The researchers also found improvements in memory and cognitive function for older adults with mild cognitive impairment after a 40-week dance program.

In addition, a recent meta-analysis of seven randomized controlled trials comparing the effects of dance therapy to non-dance interventions in Parkinson’s disease.

Changes in brain structure

Dancing engages extensive areas of the cerebral cortex as well as several deep brain structures.

A recent descriptive systematic review included eight well-controlled studies. These changes included: increased hippocampal and parahippocampal volume (involved in memory), increased grey matter volume in the precentral gyrus (involved in motor control) and white matter integrity in the corpus callosum (involved in communication between the two hemispheres).

Overall, these studies are compatible with the idea of using dance and DMT in various neurological and psychiatric disorders.

New possibilities for feeling and perceiving

It is clear that dance has a powerful effect on the human body and psyche.
DMT from its inception emphasized that the body is inseparable from, and in constant reciprocal interaction with, the mind.

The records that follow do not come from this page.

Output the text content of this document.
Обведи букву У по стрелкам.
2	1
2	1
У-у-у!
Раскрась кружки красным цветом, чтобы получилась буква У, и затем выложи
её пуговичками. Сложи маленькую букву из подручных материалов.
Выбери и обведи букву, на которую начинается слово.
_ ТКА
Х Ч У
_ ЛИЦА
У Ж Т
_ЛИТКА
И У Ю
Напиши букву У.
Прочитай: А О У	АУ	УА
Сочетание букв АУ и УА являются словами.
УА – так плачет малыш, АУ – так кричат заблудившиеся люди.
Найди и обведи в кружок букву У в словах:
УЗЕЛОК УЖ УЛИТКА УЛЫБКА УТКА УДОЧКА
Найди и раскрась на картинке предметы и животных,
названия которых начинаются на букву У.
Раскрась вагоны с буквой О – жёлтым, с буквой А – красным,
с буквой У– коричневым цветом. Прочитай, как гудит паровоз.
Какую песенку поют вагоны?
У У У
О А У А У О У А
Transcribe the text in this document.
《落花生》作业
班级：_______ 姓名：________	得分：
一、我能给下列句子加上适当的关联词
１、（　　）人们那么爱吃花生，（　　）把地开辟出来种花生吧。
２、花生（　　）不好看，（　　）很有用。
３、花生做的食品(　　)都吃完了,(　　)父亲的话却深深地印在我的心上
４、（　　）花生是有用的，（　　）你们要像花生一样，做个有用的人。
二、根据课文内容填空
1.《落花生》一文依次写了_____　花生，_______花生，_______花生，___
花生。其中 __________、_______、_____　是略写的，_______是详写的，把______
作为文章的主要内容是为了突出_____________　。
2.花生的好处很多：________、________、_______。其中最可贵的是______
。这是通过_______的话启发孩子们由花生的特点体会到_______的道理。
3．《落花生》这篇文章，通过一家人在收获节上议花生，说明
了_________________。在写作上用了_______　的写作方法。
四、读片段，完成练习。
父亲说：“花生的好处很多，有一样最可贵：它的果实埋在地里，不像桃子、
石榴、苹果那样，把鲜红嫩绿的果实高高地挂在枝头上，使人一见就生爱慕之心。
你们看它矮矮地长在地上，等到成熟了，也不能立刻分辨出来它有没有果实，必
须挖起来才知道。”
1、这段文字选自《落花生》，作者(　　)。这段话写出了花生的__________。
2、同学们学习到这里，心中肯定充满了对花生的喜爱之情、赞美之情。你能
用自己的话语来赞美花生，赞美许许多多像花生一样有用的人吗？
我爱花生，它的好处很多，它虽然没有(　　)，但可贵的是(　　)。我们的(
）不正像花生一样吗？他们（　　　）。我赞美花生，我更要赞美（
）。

As such, sensations, perceptions, emotions and thinking affect our body and the way we move.

Conversely, our posture and our movements have the power to transform our mental states, to evoke repressed memories, to release spontaneity and creativity, to reorganize our brains. New ways of moving and dancing may produce new ways of feeling and perceiving the world.

This is one of the most exciting and profound aspects of DMT and it is shocking that the body, movement and dance have been almost entirely ignored by mainstream psychotherapy.